The Indian government is against a tripartite dialogue on the Kashmir issue, but would like to keep the door open for a dialogue with militants to find solution within the framework of the constitution. But a saner and more realistic suggestion comes from Chandra Shekhar, former Prime Minister of India. “The Kashmir issue seems difficult to solve now. We have to create an atmosphere of live and let live. A working understanding with Pakistan is the only way out of this impasse. Pakistan has also gone through its share of suffering in this row.”
Both, India and Pakistan are never short of exchanging tirades. India’s celebrated hyperbolic expression if “No power on earth can separate Kashmir from India . . . No power on earth can build the mosque atop the destroyed mosque at Ayodhya.”
“Kashmir is the lifeline of Pakistan.” One often hears this remark from almost all Pakistani and Kashmiri leaders, whenever the issue comes under discussion. But at times we get much more sensitive remarks that spark counter comments and simply drive the population in both the countries to further hatred against each other.
“There is no dispute on Kashmir,” was an unguarded remark by the former Indian Prime Minster, Rajiv Gandhi. The remark immediately attracted a harsh statement from the Pakistani President, Ghulam Ishaq Khan, warning India not to dream of hegemonising other countries. Indian Press was all the more perturbed when Ms. Bhutto had claimed that the problem of Kashmir now belonged to the whole of the Muslim Ummah (world-wide community of Muslims).
Anything happening in India is inevitably blamed on Pakistan, which according to Gauhar Ayub, only betrays the weakness of the Indian government. No sooner had the blast taken place in Bombay and good many Indian leaders straight away accused Pakistan. For the problem in Kashmir, the leaders and the press have yet to show a sense of restraint and maturity in India. Instead of accessing one’s failure and trying to take corrective, remedial measures it is all but easy to blame others in order to save one’s own skin.
K.F. Rustamji, the Director General of BSF was right enough to remark, “It would be totally wrong to assume that all that is happening in Jammu and Kashmir is due to the machination of an aberrant neighbour.”
Whatever policy makers in India and Pakistan may think, they need an exercise in soul searching about the situation and solution in Kashmir.
To dub Human Rights reports as interference into national affairs is something uncalled for. Moreover, if Indian records are clean enough then why the need for a National Human Rights Commission ? The Human Rights people themselves claim that the Kashmir valley is the most dangerous place in the world to do Human Rights work.

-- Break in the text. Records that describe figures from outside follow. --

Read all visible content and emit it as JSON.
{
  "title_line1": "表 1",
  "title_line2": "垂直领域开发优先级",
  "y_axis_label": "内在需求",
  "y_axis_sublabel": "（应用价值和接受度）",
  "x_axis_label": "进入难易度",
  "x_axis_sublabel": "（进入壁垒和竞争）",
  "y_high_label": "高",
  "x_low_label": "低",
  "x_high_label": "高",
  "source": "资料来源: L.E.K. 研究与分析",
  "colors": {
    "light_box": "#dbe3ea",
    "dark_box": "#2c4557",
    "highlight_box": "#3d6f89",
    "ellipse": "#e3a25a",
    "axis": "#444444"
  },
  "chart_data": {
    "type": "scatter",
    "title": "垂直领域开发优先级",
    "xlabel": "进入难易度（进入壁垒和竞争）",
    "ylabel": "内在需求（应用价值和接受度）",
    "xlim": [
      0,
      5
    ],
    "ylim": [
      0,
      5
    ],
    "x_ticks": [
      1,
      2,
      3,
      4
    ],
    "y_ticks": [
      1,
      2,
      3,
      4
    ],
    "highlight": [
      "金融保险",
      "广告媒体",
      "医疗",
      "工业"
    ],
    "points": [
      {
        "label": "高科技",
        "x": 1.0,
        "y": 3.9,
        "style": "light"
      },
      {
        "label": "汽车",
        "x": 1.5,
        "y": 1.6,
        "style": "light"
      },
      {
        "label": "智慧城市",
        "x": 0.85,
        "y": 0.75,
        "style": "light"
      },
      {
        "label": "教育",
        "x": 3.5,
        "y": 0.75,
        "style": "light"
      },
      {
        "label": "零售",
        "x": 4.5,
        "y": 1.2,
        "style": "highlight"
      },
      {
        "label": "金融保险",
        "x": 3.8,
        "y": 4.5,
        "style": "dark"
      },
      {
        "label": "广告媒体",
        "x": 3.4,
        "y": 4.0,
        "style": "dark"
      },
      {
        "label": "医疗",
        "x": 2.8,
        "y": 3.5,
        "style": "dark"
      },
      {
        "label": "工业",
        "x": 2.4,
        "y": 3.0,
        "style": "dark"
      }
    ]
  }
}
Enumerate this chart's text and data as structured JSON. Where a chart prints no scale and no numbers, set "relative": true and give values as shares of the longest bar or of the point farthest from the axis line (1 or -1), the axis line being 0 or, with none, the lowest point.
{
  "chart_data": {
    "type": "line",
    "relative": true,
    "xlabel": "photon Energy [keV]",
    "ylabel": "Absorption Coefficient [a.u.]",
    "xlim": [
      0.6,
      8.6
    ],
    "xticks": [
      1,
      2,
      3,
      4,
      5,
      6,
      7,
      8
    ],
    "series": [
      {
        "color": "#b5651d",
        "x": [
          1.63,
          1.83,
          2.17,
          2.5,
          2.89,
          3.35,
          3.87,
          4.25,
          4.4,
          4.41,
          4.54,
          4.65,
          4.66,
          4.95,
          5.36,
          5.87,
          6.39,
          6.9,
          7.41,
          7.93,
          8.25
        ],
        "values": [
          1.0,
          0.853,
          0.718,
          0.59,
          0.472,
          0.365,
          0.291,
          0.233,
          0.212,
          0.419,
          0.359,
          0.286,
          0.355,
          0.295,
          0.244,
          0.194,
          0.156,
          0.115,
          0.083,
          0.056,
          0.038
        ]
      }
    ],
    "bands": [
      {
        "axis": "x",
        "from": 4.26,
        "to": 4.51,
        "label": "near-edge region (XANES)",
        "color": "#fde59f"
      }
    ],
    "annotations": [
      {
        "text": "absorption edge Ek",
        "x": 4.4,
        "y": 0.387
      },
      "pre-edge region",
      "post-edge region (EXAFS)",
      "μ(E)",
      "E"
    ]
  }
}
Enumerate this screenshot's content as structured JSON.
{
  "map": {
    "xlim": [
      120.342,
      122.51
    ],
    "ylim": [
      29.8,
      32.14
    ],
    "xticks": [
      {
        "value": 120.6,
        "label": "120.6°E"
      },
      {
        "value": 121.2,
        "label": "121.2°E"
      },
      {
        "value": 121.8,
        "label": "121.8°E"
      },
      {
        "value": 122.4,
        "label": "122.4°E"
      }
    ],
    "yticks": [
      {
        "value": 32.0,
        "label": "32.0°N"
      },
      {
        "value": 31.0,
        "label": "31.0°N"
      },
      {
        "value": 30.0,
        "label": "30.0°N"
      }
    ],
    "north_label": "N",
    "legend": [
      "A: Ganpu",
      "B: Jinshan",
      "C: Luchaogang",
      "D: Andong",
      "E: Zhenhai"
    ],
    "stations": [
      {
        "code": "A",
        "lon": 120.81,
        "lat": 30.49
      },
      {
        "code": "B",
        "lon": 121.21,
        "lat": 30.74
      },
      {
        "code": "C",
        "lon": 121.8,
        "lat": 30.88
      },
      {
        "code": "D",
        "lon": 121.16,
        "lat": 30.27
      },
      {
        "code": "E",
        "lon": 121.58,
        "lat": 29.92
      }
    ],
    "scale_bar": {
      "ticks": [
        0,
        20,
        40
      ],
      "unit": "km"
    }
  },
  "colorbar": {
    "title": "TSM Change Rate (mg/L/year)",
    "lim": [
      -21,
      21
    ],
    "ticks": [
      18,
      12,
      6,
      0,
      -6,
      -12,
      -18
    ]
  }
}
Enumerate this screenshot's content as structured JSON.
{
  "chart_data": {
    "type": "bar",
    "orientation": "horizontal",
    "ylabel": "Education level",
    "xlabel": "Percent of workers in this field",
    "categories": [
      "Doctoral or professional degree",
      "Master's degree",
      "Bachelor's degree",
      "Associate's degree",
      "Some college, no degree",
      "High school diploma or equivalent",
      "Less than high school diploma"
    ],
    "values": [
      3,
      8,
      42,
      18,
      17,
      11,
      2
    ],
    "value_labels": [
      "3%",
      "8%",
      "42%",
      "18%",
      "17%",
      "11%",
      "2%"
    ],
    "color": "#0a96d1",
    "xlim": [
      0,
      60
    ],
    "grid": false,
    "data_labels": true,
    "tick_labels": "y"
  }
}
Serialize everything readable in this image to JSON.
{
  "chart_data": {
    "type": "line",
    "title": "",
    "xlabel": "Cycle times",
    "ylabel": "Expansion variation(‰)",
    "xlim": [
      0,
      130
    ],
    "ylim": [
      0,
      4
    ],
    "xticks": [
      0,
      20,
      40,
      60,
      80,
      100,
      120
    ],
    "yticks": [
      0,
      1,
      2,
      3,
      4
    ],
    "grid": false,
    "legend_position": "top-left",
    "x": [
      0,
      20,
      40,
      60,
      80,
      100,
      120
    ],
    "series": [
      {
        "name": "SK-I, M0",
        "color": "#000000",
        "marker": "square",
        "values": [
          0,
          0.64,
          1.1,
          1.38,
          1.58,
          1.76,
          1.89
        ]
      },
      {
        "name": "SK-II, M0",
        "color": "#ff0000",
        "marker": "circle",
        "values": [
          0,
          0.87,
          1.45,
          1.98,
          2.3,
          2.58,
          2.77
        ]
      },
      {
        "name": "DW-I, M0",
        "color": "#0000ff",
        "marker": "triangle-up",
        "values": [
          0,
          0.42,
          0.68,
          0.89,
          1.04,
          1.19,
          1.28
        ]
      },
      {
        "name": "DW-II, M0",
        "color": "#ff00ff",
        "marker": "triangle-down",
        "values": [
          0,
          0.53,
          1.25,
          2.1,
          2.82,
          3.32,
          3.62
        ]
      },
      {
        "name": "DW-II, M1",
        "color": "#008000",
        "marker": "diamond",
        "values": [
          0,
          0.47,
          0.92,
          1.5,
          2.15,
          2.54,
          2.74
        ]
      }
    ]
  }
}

With the passage of time the world opinion not only counts and discounts the views and propaganda from India and Pakistan but takes into consideration the voice of the people of Kashmir in the settlement of their problem.
Today, Kashmir issue is an international one though with clipped wings. Even Pandit Nehru had attested this fact way back in 1952. “Kashmir is an international problem. It would be an international problem any how if it concerned any other nation besides India and it does. It became further an international problem because a large number of other countries also took interest and gave advice …So while the accession was complete in law and fact, the other fact which has nothing to do with the law also remains, namely our pledge to the people of Kashmir– if you like, to the people of the world –that this matter can be reaffirmed or cancelled, or cut out by the people of Kashmir if they so wish. The wish of the people of Kashmir is all the more paramount.”